VARIETY OF RESPONSES OF PLANT PHENOLIC CONCENTRATION TO CO2 ENRICHMENT

Authors: PENUELAS J - CREAF - SPAIN; ESTIARTE E - CREAF - SPAIN; KIMBALL B A - 5344-20-10; IDSO S B - 5344-20-10; PINTER P J JR - 5344-20-10; WALL G W - 5344-20-10; GARCIA R L - 5344-20-10; HUNSAKER D J - 5344-20-10; LAMORTE R L - 5344-20-10; HENDRIX D L - 5344-05-15

Submitted to: Journal of Experimental Botany
Publication Type: Peer Reviewed Journal
Publication Acceptance Date: 9/24/1996
Publication Date: N/A
Citation: N/A

Interpretive Summary: The CO2 concentration of the atmosphere is increasing and is expected to double sometime during the next century. Such an increase in CO2 concentration is expected to stimulate the growth of plants, although different species may respond differently or in varying degrees to the elevated CO2. The elevated CO2 may also affect the production of various biochemical compounds within the plants, and in this study, the effects on phenolics were determined. Phenolics are bad-tasting secondary compounds that plants make to help defend themselves from herbivores such as leaf- eating insects. We found that elevated CO2 increased the phenolic content of wheat leaves slightly, had little effect in sour orange leaves, and decreased the phenolic content of pine tree needles. The changes in phenolic contents were in inverse proportion to the amount of growth stimulation of the CO2. Thus, the greater the growth stimulation, the relatively less the plants made phenolics for herbivore protection. Information such as this is needed to help predict the consequences of the future high CO2 concentrations on agricultural productivity and on natural ecosystems.

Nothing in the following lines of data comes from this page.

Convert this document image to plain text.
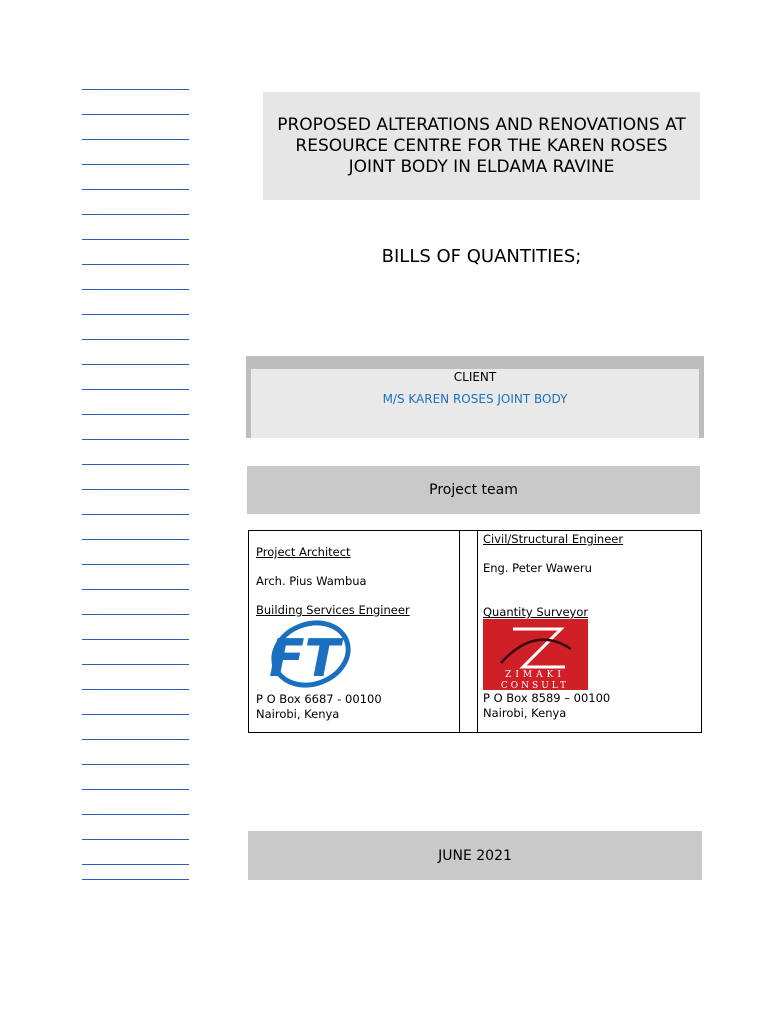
PROPOSED ALTERATIONS AND RENOVATIONS AT RESOURCE CENTRE FOR THE KAREN ROSES JOINT BODY IN ELDAMA RAVINE
BILLS OF QUANTITIES;
CLIENT
M/S KAREN ROSES JOINT BODY
Project team
Project Architect
Arch. Pius Wambua
Building Services Engineer
FT
P O Box 6687 - 00100
Nairobi, Kenya
Civil/Structural Engineer
Eng. Peter Waweru
Quantity Surveyor
ZIMAKI
CONSULT
P O Box 8589 – 00100
Nairobi, Kenya
JUNE 2021
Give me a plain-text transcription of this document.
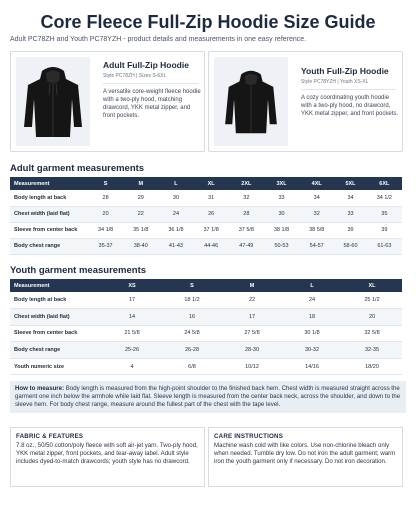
Core Fleece Full-Zip Hoodie Size Guide
Adult PC78ZH and Youth PC78YZH - product details and measurements in one easy reference.
Adult Full-Zip Hoodie
Style PC78ZH | Sizes S-6XL
A versatile core-weight fleece hoodie with a two-ply hood, matching drawcord, YKK metal zipper, and front pockets.
Youth Full-Zip Hoodie
Style PC78YZH | Youth XS-XL
A cozy coordinating youth hoodie with a two-ply hood, no drawcord, YKK metal zipper, and front pockets.
Adult garment measurements
Measurement	S	M	L	XL	2XL	3XL	4XL	5XL	6XL
Body length at back	28	29	30	31	32	33	34	34	34 1/2
Chest width (laid flat)	20	22	24	26	28	30	32	33	35
Sleeve from center back	34 1/8	35 1/8	36 1/8	37 1/8	37 5/8	38 1/8	38 5/8	39	39
Body chest range	35-37	38-40	41-43	44-46	47-49	50-53	54-57	58-60	61-63
Youth garment measurements
Measurement	XS	S	M	L	XL
Body length at back	17	18 1/2	22	24	25 1/2
Chest width (laid flat)	14	16	17	18	20
Sleeve from center back	21 5/8	24 5/8	27 5/8	30 1/8	32 5/8
Body chest range	25-26	26-28	28-30	30-32	32-35
Youth numeric size	4	6/8	10/12	14/16	18/20
How to measure: Body length is measured from the high-point shoulder to the finished back hem. Chest width is measured straight across the garment one inch below the armhole while laid flat. Sleeve length is measured from the center back neck, across the shoulder, and down to the sleeve hem. For body chest range, measure around the fullest part of the chest with the tape level.
FABRIC & FEATURES
7.8 oz., 50/50 cotton/poly fleece with soft air-jet yarn. Two-ply hood, YKK metal zipper, front pockets, and tear-away label. Adult style includes dyed-to-match drawcords; youth style has no drawcord.
CARE INSTRUCTIONS
Machine wash cold with like colors. Use non-chlorine bleach only when needed. Tumble dry low. Do not iron the adult garment; warm iron the youth garment only if necessary. Do not iron decoration.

Technical Abstract: A wide range of responses to elevated CO2 was found for leaf total phenolic content of one grass species (wheat) growing in a Free-Air CO2 Enrichment system and two woody species (orange and pine trees) growing in Open-Top chambers. The total phenolic content of wheat flag leaves from elevated CO2 was increased for most of the grain-filling stages; there was no significant change in phenolic content of CO2 enriched orange tree leaves; and CO2 enriched pine tree needles had reduced total phenolic content. There was an inverse relationship between the changes in leaf total phenolic content and increases in biomass. The same trend has been found recalculating data reported in the literature. When and where increases in biomass were larger, plants accumulated less phenolics. These data suggest that a change in the priority of partitioning occurs, rather than a simple dilution by carbohydrates. The data fit better to the more general growth-differentiation balance theory than to the more particular carbon-nutrient balance theory.